HyperLoop Finally Responds!

Hello World!

I know Elon Musk is a busy man. I know that he has a lot to do running SpaceX, Neuralink, Tesla, OpenAI, SolarCity, and the Boring Company. But I am quite miffed with him for telling us last summer at the HyperLoop competition that there will be a 10km long tube, and then ghosting us for six months afterwards. Last year, we were given the hyperloop competition rules in the fall, and this year, we were given nothing until last week!

Anyways, we finally got a message from the Boring Company saying that there would be a Hyperloop competition in ‘the future’, but it would not be this summer. There may be a scrimmage this summer, but I don’t think we will be ready in time, seeing as the plan is currently for our pod to be finished end of winter quarter.

our LIM
Last year's linear induction motor

Two years ago, we used a linear induction motor, which is a type of motor typically used on high speed trains and roller coasters. It’s basically a typical rotary motor like you would find in most places, but unrolled. Unfortunately it didn’t work very well. This year, our motor is going to be designed by us, but built by professionals because SpaceX tends to prefer purchased parts. However, the science surrounding linear induction motors is very limited we are using our old linear induction motor to get data. We took it and mounted it on a board and then ran a bunch of static tests on it! It’s not a great motor, but it behaves in similar ways to how our motor will behave once we design it. The team has finally gotten upper and lower limits for the ideal frequency of the motor, which will be used for designing our new system!

There are still a few issues with the braking system, but things are slowly coming together. We are trying to create a halbach array to brake with, but similar to the linear induction motor, very little research has been done on it. The team ended up finding a graduate student who is doing their PhD research on the subject, so we know a bit more about it but it’s still going very slowly. Another issue of using a halbach array is that we now have a box in Chevron labs of 20 magnets, each generating 100lbs of force. If a person put their hand on a metal object, and held the magnet nearby so their hand was between the magnet and the metal, they might not have a hand for all that long. It’s not a huge danger because I don’t think anybody on the team would intentionally crush their limbs with magnets, but enough that we need a protocol for handling these guys.

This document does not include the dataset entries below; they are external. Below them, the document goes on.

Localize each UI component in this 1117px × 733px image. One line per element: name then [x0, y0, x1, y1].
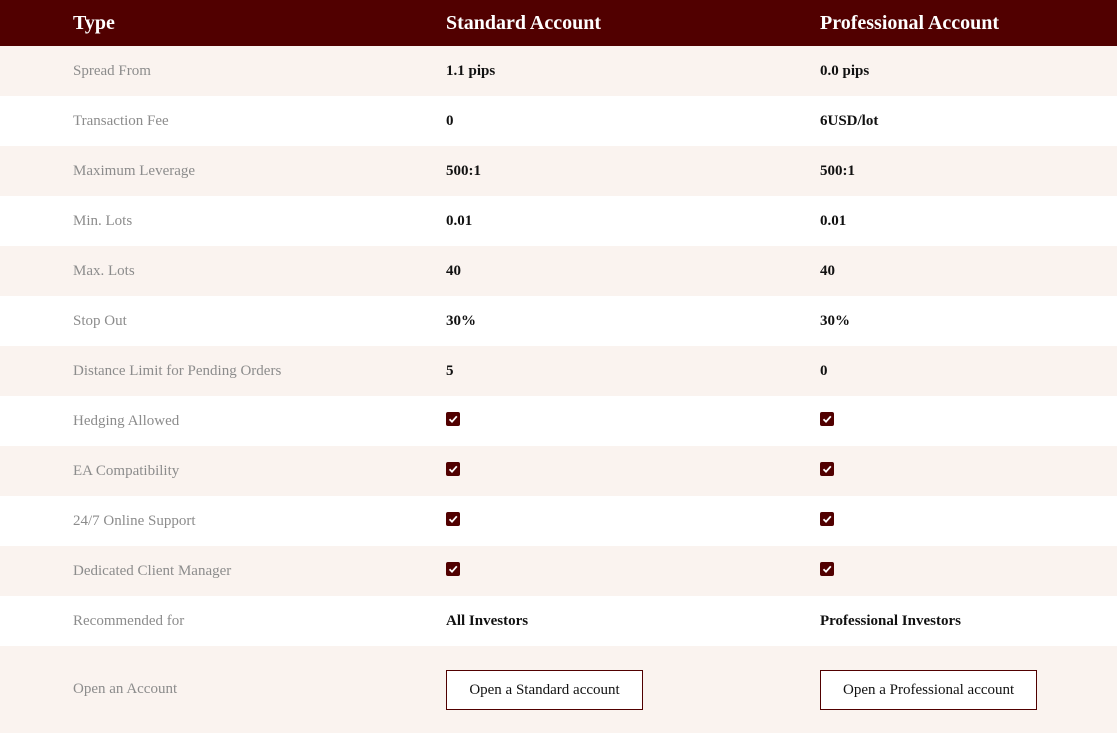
row-label: Hedging Allowed — [73, 413, 180, 429]
checkbox-checked-icon — [446, 511, 460, 526]
table-row: Distance Limit for Pending Orders 5 0 — [0, 346, 1117, 396]
checkbox-checked-icon — [820, 511, 834, 526]
table-header: Type Standard Account Professional Accou… — [0, 0, 1117, 46]
professional-value: 0.01 — [820, 213, 847, 229]
standard-value — [446, 396, 460, 446]
standard-value: 30% — [446, 313, 476, 329]
row-label: 24/7 Online Support — [73, 513, 196, 529]
row-label: Max. Lots — [73, 263, 135, 279]
open-standard-account-button[interactable]: Open a Standard account — [446, 670, 643, 710]
table-row: Maximum Leverage 500:1 500:1 — [0, 146, 1117, 196]
row-label: Maximum Leverage — [73, 163, 196, 179]
checkbox-checked-icon — [446, 461, 460, 476]
checkbox-checked-icon — [820, 411, 834, 426]
header-professional-account: Professional Account — [820, 12, 1000, 34]
table-row: Spread From 1.1 pips 0.0 pips — [0, 46, 1117, 96]
professional-value: 0.0 pips — [820, 63, 870, 79]
account-comparison-table: Type Standard Account Professional Accou… — [0, 0, 1117, 733]
table-row: Min. Lots 0.01 0.01 — [0, 196, 1117, 246]
table-row: Stop Out 30% 30% — [0, 296, 1117, 346]
standard-value: 0.01 — [446, 213, 473, 229]
checkbox-checked-icon — [820, 461, 834, 476]
header-type: Type — [73, 12, 115, 34]
standard-value — [446, 446, 460, 496]
professional-value: Professional Investors — [820, 613, 961, 629]
standard-value: 1.1 pips — [446, 63, 496, 79]
table-row: Dedicated Client Manager — [0, 546, 1117, 596]
standard-value — [446, 546, 460, 596]
row-label: Spread From — [73, 63, 151, 79]
row-label: Min. Lots — [73, 213, 133, 229]
standard-value — [446, 496, 460, 546]
row-label: Distance Limit for Pending Orders — [73, 363, 282, 379]
standard-value: 40 — [446, 263, 461, 279]
professional-value: 6USD/lot — [820, 113, 879, 129]
table-row: Recommended for All Investors Profession… — [0, 596, 1117, 646]
open-professional-account-button[interactable]: Open a Professional account — [820, 670, 1037, 710]
table-row: Max. Lots 40 40 — [0, 246, 1117, 296]
open-account-label: Open an Account — [73, 681, 178, 697]
professional-value: 30% — [820, 313, 850, 329]
checkbox-checked-icon — [446, 411, 460, 426]
row-label: Stop Out — [73, 313, 127, 329]
row-label: Transaction Fee — [73, 113, 169, 129]
professional-value — [820, 546, 834, 596]
checkbox-checked-icon — [446, 561, 460, 576]
table-row: Transaction Fee 0 6USD/lot — [0, 96, 1117, 146]
standard-value: 5 — [446, 363, 454, 379]
header-standard-account: Standard Account — [446, 12, 602, 34]
table-row: 24/7 Online Support — [0, 496, 1117, 546]
row-label: Recommended for — [73, 613, 185, 629]
standard-value: All Investors — [446, 613, 529, 629]
row-label: Dedicated Client Manager — [73, 563, 232, 579]
standard-value: 500:1 — [446, 163, 481, 179]
standard-value: 0 — [446, 113, 454, 129]
professional-value — [820, 396, 834, 446]
professional-value: 500:1 — [820, 163, 855, 179]
row-label: EA Compatibility — [73, 463, 180, 479]
professional-value: 40 — [820, 263, 835, 279]
table-row: Hedging Allowed — [0, 396, 1117, 446]
open-account-row: Open an Account Open a Standard account … — [0, 646, 1117, 733]
professional-value — [820, 496, 834, 546]
professional-value — [820, 446, 834, 496]
professional-value: 0 — [820, 363, 828, 379]
checkbox-checked-icon — [820, 561, 834, 576]
table-row: EA Compatibility — [0, 446, 1117, 496]
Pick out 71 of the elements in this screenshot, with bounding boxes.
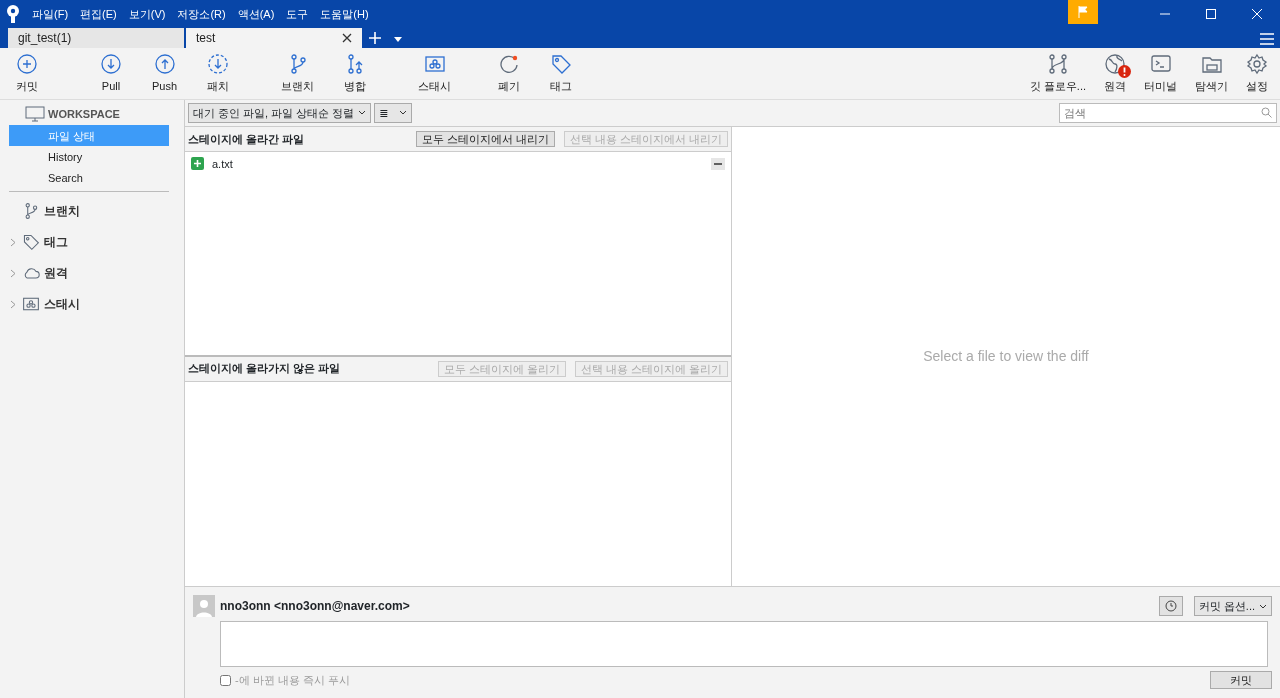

I am currently taking a class that teaches assembly code. Assembly code is very low level code, close to the hardware. You actually have to move data from register to register. It’s very unintuitive, and most people avoid assembly code as much as they possibly can, but I suppose it’s a good thing that I’m learning it because now I understand more about how computers work on a deep level. It’s still pretty hard though, and the conventions make no sense. Why is the top of the stack under the bottom? Isn’t that not what top and bottom mean?

Anyways, I’m not very good at assembly so I’ve been staying in Kemper hall until very late on Fridays recently. One time, I ended up being persuaded to do my work in the cybersecurity club room while they were holding a workshop. Part of my motivation was the fact that several times in the past, club members have taken me out to dinner, probably because two of them are people with jobs who like paying for college students.


Anyways, they ended up discovering a command line tool called cowsay. The command line is a tool that exists on all computer systems. On mac and linux you access it through the terminal app, in windows it is accessed through an app that is very unoriginally called command line. It has a sharp learning curve, but ultimately it is much more powerful than any graphical user interface. You interact with the command line by typing things, and get typed output. Cowsay allows you to get the typed output in a speech bubble spoken by a cow. Or a dragon. Or Darth Vader. We had a lot of fun.

It’s February, and in California, that means that it is the beginning of spring! This means that I get to be EXTRA mad about being locked away in the basement of Kemper hall because just outside, there are trees blooming! Can’t they please remodel the computer science instructional facility? It looks like a nuclear winter bunker and seems intentionally designed to make us sad and wishing we had chosen another major! I mean this is literally RIGHT OUTSIDE WHERE I WORK ALL DAY!!! BUT I’M IN A WINDOWLESS BASEMENT!!


May you be ever victorious in your endeavors!